“Well, there’s no need to be touchy,” Herbert said.

It was then that a car in the street backfired. The dwarf seemed to evaporate. One moment he was standing beside the desk. The next he was crouching beneath it, one hand inside his jacket. And somehow I knew that his finger wasn’t wrapped round another bundle of money. For about thirty seconds nobody moved. Then Naples slid across to the window, standing to one side so that he could look out without being seen. He had to stand on tiptoe to do it, his hands perched on the sill, the side of his face pressed against the glass. When he turned around, he left a damp circle on the window. Hair oil and sweat.

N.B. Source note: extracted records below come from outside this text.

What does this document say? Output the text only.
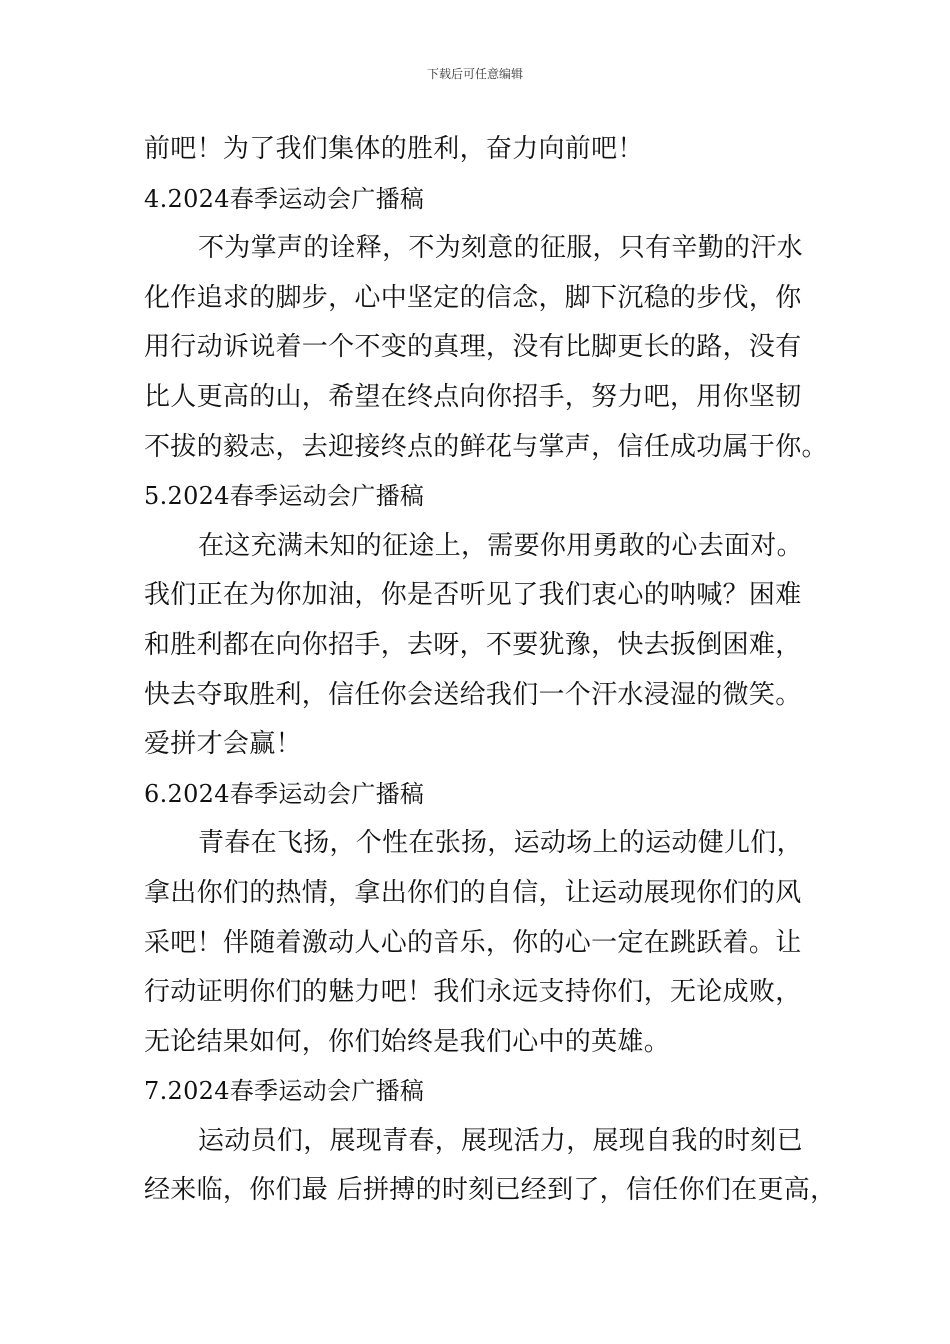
下载后可任意编辑
前吧！为了我们集体的胜利，奋力向前吧！
4.2024春季运动会广播稿
不为掌声的诠释，不为刻意的征服，只有辛勤的汗水
化作追求的脚步，心中坚定的信念，脚下沉稳的步伐，你
用行动诉说着一个不变的真理，没有比脚更长的路，没有
比人更高的山，希望在终点向你招手，努力吧，用你坚韧
不拔的毅志，去迎接终点的鲜花与掌声，信任成功属于你。
5.2024春季运动会广播稿
在这充满未知的征途上，需要你用勇敢的心去面对。
我们正在为你加油，你是否听见了我们衷心的呐喊？困难
和胜利都在向你招手，去呀，不要犹豫，快去扳倒困难，
快去夺取胜利，信任你会送给我们一个汗水浸湿的微笑。
爱拼才会赢！
6.2024春季运动会广播稿
青春在飞扬，个性在张扬，运动场上的运动健儿们，
拿出你们的热情，拿出你们的自信，让运动展现你们的风
采吧！伴随着激动人心的音乐，你的心一定在跳跃着。让
行动证明你们的魅力吧！我们永远支持你们，无论成败，
无论结果如何，你们始终是我们心中的英雄。
7.2024春季运动会广播稿
运动员们，展现青春，展现活力，展现自我的时刻已
经来临，你们最 后拼搏的时刻已经到了，信任你们在更高，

“I’ll see you again in a week,” he said. He made for the door as fast as his legs could carry him. With his legs, that wasn’t too fast. “Look after that package with your life, Mr. Diamond,” he repeated. “And I mean . . . your life.”

And then he was gone.

My brother was jubilant. “Five hundred bucks just for looking after an envelope,” he crowed. “This is my lucky day. This is the best thing that’s happened to me this year.” He glanced at the package. “I wonder what’s in it?” he murmured. “Still, that shouldn’t worry us. As far as we’re concerned, there’s no problem.”

That’s what Herbert thought. But right from the start I wasn’t so sure. I mean, five hundred dollars is five hundred dollars, and when you’re throwing that sort of money around, there’s got to be a good reason. And I remembered the dwarf’s face when the car backfired. He may have been a small guy, but he seemed to be expecting big trouble.

Just how big I was to find out soon enough.